Outcomes related to 4864 pregnancies with exposure to lopinavir/ritonavir (LPV/r)

• Published in: Journal of the International AIDS Society Vol. 17; no. 4 Suppl 3; pp. 19613 - n/a
• Main Authors: Tookey, Pat, Thorne, Claire, Martinez‐Tristani, Marisol, Norton, Michael, Wyk, Jean
• Format: Journal Article
• Language: English
• Published: Switzerland International AIDS Society 01.11.2014; John Wiley & Sons, Inc
• Subjects: Acquired immune deficiency syndrome; AIDS; Antiretroviral agents; Antiretroviral drugs; Drug therapy; HIV; HIV patients; Human immunodeficiency virus; Infants; Infections; Lopinavir; Patient outcomes; Perinatal infection; Pregnancy; Pregnant women; Ritonavir; United Kingdom; United Kingdom > UK; Ireland
• ISSN: 1758-2652; 1758-2652
• DOI: 10.7448/IAS.17.4.19613

Introduction During pregnancy, LPV/r is a common anchor drug employed to treat the mother's HIV‐1 infection in addition to reducing the risk of mother‐to‐child transmission (MTCT). The National Study of HIV in Pregnancy and Childhood (NSHPC) conducts a comprehensive population‐based surveillance of HIV infection in pregnant women exposed to antiretroviral therapy (ART) in the UK and Ireland; in 2003–2012 over a third of pregnancies reported to the NSHPC involved exposure to LPV/r.
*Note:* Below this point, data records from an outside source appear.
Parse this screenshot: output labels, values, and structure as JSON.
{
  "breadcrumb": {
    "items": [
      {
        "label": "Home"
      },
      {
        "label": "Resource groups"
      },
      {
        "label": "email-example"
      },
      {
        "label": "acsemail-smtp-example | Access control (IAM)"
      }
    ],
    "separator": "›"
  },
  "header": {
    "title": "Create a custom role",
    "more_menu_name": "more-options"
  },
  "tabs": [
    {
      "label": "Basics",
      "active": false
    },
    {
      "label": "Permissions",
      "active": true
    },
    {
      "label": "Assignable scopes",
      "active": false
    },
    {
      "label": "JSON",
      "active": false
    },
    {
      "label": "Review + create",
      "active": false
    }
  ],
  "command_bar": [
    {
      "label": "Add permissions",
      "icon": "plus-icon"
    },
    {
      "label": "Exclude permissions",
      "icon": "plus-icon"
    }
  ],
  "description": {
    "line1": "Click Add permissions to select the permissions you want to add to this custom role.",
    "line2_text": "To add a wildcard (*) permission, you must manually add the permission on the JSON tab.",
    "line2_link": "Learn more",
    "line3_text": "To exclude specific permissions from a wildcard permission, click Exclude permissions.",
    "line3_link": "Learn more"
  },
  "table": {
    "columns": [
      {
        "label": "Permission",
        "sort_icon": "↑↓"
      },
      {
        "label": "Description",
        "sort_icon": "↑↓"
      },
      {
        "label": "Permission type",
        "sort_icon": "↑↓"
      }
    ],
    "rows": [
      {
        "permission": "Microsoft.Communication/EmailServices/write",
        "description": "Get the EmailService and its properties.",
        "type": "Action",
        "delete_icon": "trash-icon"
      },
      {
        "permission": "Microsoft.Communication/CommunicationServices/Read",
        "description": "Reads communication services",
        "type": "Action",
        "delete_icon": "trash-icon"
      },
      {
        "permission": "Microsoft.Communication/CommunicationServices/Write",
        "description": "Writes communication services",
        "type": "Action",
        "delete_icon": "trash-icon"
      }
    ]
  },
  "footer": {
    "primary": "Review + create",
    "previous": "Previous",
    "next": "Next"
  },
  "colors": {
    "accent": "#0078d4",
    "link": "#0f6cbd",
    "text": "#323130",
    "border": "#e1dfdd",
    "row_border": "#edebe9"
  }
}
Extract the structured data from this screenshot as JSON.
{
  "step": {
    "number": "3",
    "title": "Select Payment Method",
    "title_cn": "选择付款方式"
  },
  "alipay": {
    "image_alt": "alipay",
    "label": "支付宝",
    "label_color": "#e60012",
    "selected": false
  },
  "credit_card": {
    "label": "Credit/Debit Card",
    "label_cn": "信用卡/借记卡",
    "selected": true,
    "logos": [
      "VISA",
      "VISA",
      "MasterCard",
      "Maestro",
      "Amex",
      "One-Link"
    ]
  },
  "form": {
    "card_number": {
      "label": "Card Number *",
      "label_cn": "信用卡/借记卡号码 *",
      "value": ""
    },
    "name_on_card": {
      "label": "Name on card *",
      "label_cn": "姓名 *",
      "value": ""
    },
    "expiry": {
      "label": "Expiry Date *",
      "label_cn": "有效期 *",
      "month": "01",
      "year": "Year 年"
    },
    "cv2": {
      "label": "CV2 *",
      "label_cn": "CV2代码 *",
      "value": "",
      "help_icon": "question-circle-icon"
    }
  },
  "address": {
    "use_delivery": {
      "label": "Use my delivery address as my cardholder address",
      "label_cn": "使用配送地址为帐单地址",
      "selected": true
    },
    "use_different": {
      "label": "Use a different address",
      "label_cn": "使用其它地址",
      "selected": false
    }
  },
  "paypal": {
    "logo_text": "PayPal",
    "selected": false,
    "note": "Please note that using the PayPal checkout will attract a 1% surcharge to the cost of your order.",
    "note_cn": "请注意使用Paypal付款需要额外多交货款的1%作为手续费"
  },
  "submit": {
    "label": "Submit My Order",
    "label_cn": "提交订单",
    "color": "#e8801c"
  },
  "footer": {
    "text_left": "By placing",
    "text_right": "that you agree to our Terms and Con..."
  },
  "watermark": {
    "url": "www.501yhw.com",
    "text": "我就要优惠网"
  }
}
Methods We undertook a retrospective were descriptive analysis of individual NSHPC patient data, using pregnancy as the unit of observation. Clinical outcomes for pregnancies reported by June 2013, where women were exposed to LPV/r and due to deliver between January 2003 and December 2012, are described. Results A total of 4864 LPV/r exposed pregnancies in 4118 women were identified. These resulted in 4702 deliveries with 4759 live and 46 stillborn infants. Seventy five percent of women were born in sub‐Saharan Africa, 13% in the UK or Ireland. Median maternal age at conception was 30 years. Nine hundred and eighty (20%) pregnancies were conceived while taking LPV/r, with a median duration of LPV/r exposure of 270 days. A total of 3884 (80%) pregnancies initiated LPV/r after conception, with a median duration of LPV/r exposure of 107 days. Viral load (VL) close to delivery was available for 4083/4702 (87%) deliveries, with VL <50 c/mL in 73% and <1000 c/mL in 94% of women. VL by timing of LPV/r initiation is shown in Table 1. Sixty three percent of deliveries were by C‐section, of which 62% were classified as elective and 38% as emergency. Among singleton liveborn infants, 13% were born prior to 37 weeks gestation (2.5% <32 weeks) and 15% had birth weight <2500 g (2.3% <1500 g). HIV infection status was available for 4039 (89%) singleton infants. For the periods 2003–2007 and 2008–2012, MTCT rates were 1.1% (95% CI 0.6–1.6) and 0.5% (95% CI 0.2–0.8) respectively. Hundred and thirty four live born children (2.8%) had at least one congenital abnormality reported. Conclusions In the NSHPC database, in women exposed to LPV/r during pregnancy in the UK and Ireland, MTCT rates are low and continue to decline, and are similar to rates in the entire NSHPC cohort of women with diagnosed HIV [1]. The congenital abnormality rate is comparable with that reported for the uninfected population in this geographic region.